Marching soldiers, pitched battles and slaughter. Locked
armouries, treaties, fêtes and city gates opened wide. But
Fiddler knew that suffering thrived in both realms of
existence – he'd witnessed too many faces of the poor,
ancient crones and babes in a mother's arms, figures lying
motionless on the roadside or in the gutters of streets –
where the sewage flowed unceasing like rivers gathering
their spent souls. And he had come to a conviction, lodged
like an iron nail in his heart, and with its burning, searing
realization, he could no longer look upon things the way he
used to, he could no longer walk and see what he saw with
a neatly partitioned mind, replete with its host of judgements
– that critical act of moral relativity – this is less, that
is more. The truth in his heart was this: he no longer
believed in peace.
    It did not exist except as an ideal to which endless lofty
words paid service, a litany offering up the delusion that
the absence of overt violence was sufficient in itself, was
proof that one was better than the other. There was no
dichotomy between war and peace – no true opposition
except in their particular expressions of a ubiquitous
inequity. Suffering was all-pervasive. Children starved at
the feet of wealthy lords no matter how secure and unchallenged
their rule.
    There was too much compassion within him – he knew
that, for he could feel the pain, the helplessness, the
invitation to despair, and from that despair came the desire
– the need – to disengage, to throw up his hands and simply
walk away, turn his back on all that he saw, all that he
knew. If he could do nothing, then, dammit, he would see
nothing. What other choice was there?
    And so we weep for the fallen. We weep for those yet to fall,
and in war the screams are loud and harsh and in peace the wail
is so drawn-out we tell ourselves we hear nothing.

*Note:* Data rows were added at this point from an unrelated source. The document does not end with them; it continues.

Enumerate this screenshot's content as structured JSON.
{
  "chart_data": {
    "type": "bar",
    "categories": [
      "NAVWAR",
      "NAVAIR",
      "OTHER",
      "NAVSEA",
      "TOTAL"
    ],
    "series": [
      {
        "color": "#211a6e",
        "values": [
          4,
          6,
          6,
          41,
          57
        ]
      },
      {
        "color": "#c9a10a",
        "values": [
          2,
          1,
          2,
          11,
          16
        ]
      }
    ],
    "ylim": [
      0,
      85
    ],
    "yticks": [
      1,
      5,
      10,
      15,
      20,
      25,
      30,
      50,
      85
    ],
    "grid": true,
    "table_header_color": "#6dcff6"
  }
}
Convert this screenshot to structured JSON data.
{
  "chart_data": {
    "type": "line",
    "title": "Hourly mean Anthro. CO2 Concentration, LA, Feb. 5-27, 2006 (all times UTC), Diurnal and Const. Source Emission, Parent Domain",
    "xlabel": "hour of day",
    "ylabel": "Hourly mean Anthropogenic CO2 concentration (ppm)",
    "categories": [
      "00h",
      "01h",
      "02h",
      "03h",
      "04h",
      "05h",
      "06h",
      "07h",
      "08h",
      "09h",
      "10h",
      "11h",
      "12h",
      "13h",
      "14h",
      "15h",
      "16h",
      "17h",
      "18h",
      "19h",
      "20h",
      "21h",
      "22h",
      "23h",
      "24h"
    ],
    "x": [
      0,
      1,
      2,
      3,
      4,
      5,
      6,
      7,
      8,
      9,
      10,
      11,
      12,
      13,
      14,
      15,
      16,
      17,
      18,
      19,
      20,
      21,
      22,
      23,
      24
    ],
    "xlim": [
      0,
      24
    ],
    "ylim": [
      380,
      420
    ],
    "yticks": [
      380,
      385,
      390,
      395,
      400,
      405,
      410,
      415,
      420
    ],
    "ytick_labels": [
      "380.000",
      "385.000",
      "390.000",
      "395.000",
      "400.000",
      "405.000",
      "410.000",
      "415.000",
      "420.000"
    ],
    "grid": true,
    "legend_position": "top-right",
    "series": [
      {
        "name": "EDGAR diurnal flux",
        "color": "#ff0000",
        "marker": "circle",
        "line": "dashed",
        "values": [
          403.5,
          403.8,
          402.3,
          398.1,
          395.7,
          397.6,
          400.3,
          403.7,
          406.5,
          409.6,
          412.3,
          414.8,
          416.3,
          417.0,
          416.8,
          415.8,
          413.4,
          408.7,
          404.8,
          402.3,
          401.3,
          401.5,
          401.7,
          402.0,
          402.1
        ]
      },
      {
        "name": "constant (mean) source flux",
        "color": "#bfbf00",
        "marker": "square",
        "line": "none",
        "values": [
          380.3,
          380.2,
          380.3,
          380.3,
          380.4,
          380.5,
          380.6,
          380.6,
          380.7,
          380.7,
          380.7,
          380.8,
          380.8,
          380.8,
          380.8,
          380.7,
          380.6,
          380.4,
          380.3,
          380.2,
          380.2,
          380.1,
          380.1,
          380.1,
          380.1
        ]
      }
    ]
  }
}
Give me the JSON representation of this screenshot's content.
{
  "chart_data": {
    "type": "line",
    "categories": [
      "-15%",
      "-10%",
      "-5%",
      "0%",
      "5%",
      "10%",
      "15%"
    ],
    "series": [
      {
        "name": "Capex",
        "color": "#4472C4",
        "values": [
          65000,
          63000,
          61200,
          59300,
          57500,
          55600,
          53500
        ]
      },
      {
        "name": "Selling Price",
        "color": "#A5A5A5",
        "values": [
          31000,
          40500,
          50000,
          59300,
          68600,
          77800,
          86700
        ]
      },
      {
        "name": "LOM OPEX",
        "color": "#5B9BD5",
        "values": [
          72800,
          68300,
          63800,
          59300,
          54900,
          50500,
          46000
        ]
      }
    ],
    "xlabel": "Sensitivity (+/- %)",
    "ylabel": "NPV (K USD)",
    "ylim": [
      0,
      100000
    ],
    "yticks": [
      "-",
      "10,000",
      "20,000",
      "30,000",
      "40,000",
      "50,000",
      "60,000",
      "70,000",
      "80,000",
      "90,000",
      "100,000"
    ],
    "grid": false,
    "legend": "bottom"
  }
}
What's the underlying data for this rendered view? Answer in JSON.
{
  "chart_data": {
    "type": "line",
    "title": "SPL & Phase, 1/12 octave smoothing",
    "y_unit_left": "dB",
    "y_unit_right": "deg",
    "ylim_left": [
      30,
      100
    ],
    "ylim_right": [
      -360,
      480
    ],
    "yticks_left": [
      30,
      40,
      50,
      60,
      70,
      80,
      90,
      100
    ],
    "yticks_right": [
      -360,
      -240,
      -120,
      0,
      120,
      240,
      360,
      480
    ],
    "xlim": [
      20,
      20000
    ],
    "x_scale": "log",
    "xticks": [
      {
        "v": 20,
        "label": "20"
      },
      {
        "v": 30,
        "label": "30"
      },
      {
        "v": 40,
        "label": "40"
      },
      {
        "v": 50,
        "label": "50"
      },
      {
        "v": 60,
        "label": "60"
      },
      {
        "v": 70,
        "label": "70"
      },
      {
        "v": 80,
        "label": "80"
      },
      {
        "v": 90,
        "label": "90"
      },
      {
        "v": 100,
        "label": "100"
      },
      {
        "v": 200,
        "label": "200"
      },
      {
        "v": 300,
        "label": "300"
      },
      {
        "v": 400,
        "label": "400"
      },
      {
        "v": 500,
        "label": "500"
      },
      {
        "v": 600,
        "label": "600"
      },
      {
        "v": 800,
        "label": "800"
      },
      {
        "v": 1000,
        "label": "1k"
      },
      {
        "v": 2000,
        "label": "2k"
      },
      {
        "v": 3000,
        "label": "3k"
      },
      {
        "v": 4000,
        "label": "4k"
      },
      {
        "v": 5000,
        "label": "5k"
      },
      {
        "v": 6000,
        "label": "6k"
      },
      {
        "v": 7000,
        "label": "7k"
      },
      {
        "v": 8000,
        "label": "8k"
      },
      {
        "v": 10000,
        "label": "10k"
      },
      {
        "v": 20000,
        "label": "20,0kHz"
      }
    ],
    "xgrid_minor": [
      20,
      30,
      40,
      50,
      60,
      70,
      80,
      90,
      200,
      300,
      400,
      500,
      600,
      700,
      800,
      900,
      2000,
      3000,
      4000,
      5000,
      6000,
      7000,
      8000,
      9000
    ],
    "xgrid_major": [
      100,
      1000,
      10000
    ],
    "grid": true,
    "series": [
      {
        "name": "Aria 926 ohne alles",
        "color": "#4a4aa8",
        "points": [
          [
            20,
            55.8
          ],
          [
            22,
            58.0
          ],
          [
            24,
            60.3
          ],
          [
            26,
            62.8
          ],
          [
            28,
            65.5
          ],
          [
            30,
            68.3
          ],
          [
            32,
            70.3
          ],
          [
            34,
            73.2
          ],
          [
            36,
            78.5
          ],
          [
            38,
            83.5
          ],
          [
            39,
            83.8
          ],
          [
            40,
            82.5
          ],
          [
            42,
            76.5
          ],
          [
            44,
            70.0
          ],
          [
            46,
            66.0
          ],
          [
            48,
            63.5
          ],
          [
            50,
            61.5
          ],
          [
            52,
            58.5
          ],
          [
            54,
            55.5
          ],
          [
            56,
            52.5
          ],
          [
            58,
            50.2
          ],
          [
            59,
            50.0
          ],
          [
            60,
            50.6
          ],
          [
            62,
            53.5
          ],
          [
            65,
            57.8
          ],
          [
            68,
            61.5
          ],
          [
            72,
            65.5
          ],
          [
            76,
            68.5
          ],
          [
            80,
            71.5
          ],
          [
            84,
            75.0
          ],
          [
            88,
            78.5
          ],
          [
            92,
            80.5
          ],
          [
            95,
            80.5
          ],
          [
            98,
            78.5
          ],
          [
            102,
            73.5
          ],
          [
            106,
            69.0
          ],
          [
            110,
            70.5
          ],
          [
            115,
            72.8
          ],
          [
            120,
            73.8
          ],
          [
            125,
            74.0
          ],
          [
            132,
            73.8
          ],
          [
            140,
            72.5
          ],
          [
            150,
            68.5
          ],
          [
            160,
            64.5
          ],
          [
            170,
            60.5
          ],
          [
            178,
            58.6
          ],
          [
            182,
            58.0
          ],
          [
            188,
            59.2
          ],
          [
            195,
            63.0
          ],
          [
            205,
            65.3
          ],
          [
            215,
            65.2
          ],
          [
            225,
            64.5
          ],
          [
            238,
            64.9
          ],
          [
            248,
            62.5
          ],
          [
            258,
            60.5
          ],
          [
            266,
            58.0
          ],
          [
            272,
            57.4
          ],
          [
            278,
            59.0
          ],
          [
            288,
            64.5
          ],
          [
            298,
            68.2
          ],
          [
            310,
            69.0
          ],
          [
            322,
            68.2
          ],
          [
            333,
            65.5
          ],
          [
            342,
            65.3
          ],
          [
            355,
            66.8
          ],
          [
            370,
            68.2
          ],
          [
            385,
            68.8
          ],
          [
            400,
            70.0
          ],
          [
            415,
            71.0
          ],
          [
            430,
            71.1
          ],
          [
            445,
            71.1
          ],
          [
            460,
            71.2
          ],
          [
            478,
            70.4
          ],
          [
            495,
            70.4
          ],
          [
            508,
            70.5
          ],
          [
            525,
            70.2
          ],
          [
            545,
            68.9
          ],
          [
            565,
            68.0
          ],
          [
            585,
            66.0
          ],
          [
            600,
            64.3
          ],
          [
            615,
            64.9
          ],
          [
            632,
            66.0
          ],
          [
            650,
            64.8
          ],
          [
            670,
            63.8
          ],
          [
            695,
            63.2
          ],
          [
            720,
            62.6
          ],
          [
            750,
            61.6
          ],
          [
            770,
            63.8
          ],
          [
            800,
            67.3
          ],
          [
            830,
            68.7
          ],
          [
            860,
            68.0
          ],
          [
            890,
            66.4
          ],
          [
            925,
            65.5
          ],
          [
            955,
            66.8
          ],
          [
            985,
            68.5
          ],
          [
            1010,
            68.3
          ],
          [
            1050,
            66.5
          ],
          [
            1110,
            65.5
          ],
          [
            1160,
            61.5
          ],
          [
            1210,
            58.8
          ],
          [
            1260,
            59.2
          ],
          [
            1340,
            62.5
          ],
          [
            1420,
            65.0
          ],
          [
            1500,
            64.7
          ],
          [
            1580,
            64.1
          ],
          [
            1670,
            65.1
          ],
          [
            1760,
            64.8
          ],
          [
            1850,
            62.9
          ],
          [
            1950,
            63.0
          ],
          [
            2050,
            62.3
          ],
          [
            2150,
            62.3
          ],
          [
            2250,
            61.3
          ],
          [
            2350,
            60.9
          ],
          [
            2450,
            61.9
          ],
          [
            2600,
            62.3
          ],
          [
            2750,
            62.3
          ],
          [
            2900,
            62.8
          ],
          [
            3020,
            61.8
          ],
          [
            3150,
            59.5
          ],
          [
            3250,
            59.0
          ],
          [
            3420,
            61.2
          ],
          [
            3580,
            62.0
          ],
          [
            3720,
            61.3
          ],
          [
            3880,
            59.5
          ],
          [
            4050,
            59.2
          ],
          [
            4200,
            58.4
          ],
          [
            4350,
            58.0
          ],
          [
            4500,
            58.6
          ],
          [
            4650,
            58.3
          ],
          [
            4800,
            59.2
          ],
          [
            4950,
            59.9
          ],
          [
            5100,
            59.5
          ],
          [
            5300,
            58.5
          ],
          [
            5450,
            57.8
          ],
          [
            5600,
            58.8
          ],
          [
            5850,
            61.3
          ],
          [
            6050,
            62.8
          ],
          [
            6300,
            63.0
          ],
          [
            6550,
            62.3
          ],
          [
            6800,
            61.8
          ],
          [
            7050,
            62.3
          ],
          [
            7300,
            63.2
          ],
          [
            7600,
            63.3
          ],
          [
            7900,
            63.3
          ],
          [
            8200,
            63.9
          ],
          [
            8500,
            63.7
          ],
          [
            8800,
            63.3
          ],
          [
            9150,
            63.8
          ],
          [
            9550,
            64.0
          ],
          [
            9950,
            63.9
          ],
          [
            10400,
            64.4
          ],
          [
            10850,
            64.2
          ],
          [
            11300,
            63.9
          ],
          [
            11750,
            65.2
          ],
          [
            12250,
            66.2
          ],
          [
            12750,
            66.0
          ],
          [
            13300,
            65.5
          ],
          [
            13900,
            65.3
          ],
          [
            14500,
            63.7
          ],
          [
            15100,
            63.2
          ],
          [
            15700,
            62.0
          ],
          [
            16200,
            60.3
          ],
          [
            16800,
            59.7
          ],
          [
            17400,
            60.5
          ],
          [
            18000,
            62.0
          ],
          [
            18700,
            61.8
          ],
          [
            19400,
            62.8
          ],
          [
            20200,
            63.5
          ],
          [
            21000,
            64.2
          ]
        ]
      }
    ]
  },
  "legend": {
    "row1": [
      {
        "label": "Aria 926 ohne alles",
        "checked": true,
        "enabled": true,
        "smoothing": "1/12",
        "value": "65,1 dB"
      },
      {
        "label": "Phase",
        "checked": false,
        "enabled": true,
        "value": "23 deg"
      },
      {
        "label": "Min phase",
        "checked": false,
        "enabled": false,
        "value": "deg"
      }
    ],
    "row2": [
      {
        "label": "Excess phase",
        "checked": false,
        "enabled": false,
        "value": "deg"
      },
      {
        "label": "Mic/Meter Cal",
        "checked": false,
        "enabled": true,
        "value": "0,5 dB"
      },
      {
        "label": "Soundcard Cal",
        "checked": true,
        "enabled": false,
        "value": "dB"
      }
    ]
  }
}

    And so this music is a lament, and I am doomed to hear its
bittersweet notes for a lifetime.
    Show me a god that does not demand mortal suffering.
    Show me a god that celebrates diversity, a celebration that
embraces even non-believers and is not threatened by them.
    Show me a god who understands the meaning of peace. In
life, not in death.
    Show —
    'Stop,' Gesler said in a grating voice.